The talk explained how NVIDIA’s tools like Isaac Sim and Omniverse play well with each other and external standards like URDF to make it easy to import robot definitions and train AI models with synthetic data. If your industry has long iteration times between product updates or if you want to enhance the autonomy and reliability of your systems, digital twinning with Omniverse could be really helpful in reducing iteration times and identifying failure cases.
5. Honorable mentions
We have covered the major themes at this season’s GTC and summarized the talks most applicable across a broad range of industries. In this process, we have skipped some talks which have a similar content to the ones covered here, but sometimes specialized for certain industries. Here we mention 10 such talks across 3 themes.
- Building extensions and apps for virtual worlds [A41167]
- How to build simulation ready USD 3D assets [A41339]
- Foundations of the Metaverse: The HTML for 3D virtual worlds [A41236]
- Transforming industries with digital twins [A4D9017]

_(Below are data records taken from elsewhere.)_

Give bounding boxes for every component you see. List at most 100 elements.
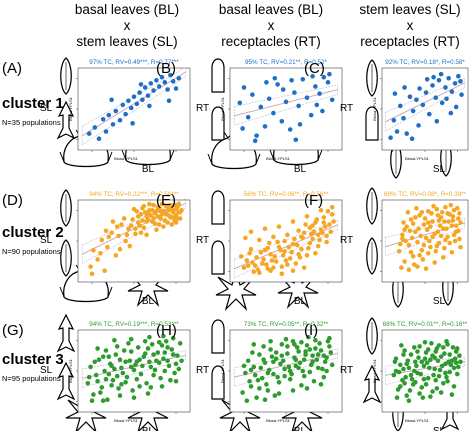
data-point: [119, 382, 124, 387]
scatter-panel-9: 68% TC, RV=0.01**, R=0.16**(I)RTSLBlosd-…: [304, 321, 469, 431]
data-point: [152, 367, 158, 373]
column-header-2-line2: x: [268, 18, 275, 33]
data-point: [423, 266, 429, 271]
data-point: [173, 86, 179, 91]
data-point: [457, 236, 462, 242]
data-point: [422, 356, 428, 362]
column-header-2-line1: basal leaves (BL): [219, 2, 323, 17]
data-point: [436, 78, 442, 83]
data-point: [114, 344, 120, 349]
data-point: [109, 363, 114, 369]
data-point: [282, 373, 287, 379]
scatter-panel-2: 95% TC, RV=0.21**, R=0.52*(B)RTBLBlosd-Y…: [156, 59, 343, 175]
data-point: [444, 374, 449, 380]
data-point: [134, 376, 140, 382]
data-point: [304, 386, 310, 391]
data-point: [318, 382, 324, 387]
data-point: [179, 358, 184, 364]
data-point: [438, 71, 444, 77]
data-point: [308, 112, 314, 118]
data-point: [399, 343, 404, 348]
data-point: [317, 341, 322, 346]
data-point: [123, 359, 128, 365]
data-point: [88, 264, 93, 269]
data-point: [283, 99, 289, 105]
data-point: [402, 85, 407, 90]
data-point: [328, 229, 334, 235]
data-point: [244, 398, 250, 404]
data-point: [252, 263, 258, 268]
data-point: [397, 241, 403, 247]
data-point: [446, 75, 451, 81]
data-point: [315, 352, 321, 357]
data-point: [264, 262, 269, 267]
data-point: [406, 365, 412, 371]
data-point: [301, 265, 307, 270]
data-point: [120, 102, 126, 108]
data-point: [427, 365, 432, 371]
data-point: [268, 347, 273, 352]
data-point: [172, 370, 177, 376]
column-header-2: basal leaves (BL) x receptacles (RT): [219, 2, 323, 49]
data-point: [144, 232, 149, 238]
data-point: [279, 264, 285, 269]
data-point: [437, 223, 443, 228]
data-point: [123, 379, 128, 385]
data-point: [443, 237, 448, 243]
data-point: [296, 252, 301, 257]
data-point: [137, 90, 142, 95]
confidence-band: [233, 84, 339, 126]
data-point: [293, 261, 299, 266]
data-point: [162, 350, 168, 355]
y-side-label: SL: [40, 235, 53, 246]
data-point: [438, 390, 444, 395]
data-point: [453, 360, 459, 366]
data-point: [454, 346, 460, 351]
panel-letter: (D): [2, 192, 23, 209]
data-point: [271, 234, 276, 240]
data-point: [431, 372, 436, 378]
data-point: [303, 222, 308, 227]
y-side-label: RT: [196, 365, 209, 376]
data-point: [279, 119, 285, 124]
column-header-3-line3: receptacles (RT): [360, 34, 460, 49]
data-point: [410, 108, 416, 114]
data-point: [95, 346, 100, 351]
column-header-1-line2: x: [124, 18, 131, 33]
data-point: [392, 91, 398, 96]
panel-annotation: 56% TC, RV=0.06**, R=0.56**: [244, 191, 329, 198]
data-point: [391, 117, 397, 123]
data-point: [444, 226, 449, 231]
data-point: [432, 366, 437, 372]
data-point: [414, 97, 419, 103]
data-point: [254, 395, 259, 400]
data-point: [436, 218, 442, 223]
data-point: [397, 384, 403, 389]
data-point: [290, 388, 296, 393]
data-point: [276, 391, 282, 396]
data-point: [443, 85, 448, 90]
panel-letter: (C): [304, 60, 325, 77]
scatter-panels: 97% TC, RV=0.49***, R=0.77***(A)SLBLBlos…: [2, 59, 469, 431]
data-point: [434, 119, 440, 124]
panel-letter: (E): [156, 192, 176, 209]
data-point: [297, 360, 303, 366]
data-point: [421, 363, 427, 369]
data-point: [130, 217, 135, 222]
data-point: [261, 257, 266, 262]
data-point: [110, 219, 116, 224]
data-point: [109, 383, 114, 388]
data-point: [238, 254, 244, 259]
data-point: [126, 226, 131, 231]
column-header-1: basal leaves (BL) x stem leaves (SL): [75, 2, 179, 49]
data-point: [456, 73, 461, 79]
data-point: [290, 268, 296, 274]
data-point: [126, 98, 131, 104]
data-point: [96, 357, 102, 363]
data-point: [329, 204, 335, 210]
column-header-3-line2: x: [407, 18, 414, 33]
data-point: [404, 393, 410, 398]
data-point: [140, 97, 145, 103]
y-axis-label: Blosd-YPLS1: [220, 358, 225, 383]
data-point: [124, 232, 130, 238]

- Next evolution of USD for building virtual worlds [A41330]
- Deploying AI at the edge with fleet command [A4D9026]
- Optimizing warehouse design and planning with simulation [A4D9008]
- End to end smart factory AI application [A41137]
- Implementing parallel pipelines with DeepStream [A41173]
- Essential Technologies for startups [A41098]
- Vision when data is expensive and constantly changing [A41174]
- Tracking objects across multiple cameras [A41369]
It has been another exciting GTC with lots of new announcements and step-function improvements across hardware, software and industries. NVIDIA is fast becoming a major driving force pushing several industries towards autonomy, safety and reliability. There appears to be a four pronged approach to their efforts.
- Advancing AI software and algorithms, like Neural reconstruction engine.
- Advancing hardware design, like tensor cores and transformer engines.
- Adding safety mechanisms and FUSA for industrial applications.
- Omniverse for robotics training, digital twinning and open digital collaboration.
We have covered these major themes across the two blog posts for this GTC. Finally, we have also listed some more specialized talks which should interest you. If so, we once again encourage you to register and watch the replay of these talks. Although you won’t be able to ask questions anymore, the recordings of talks will be available even after GTC has ended.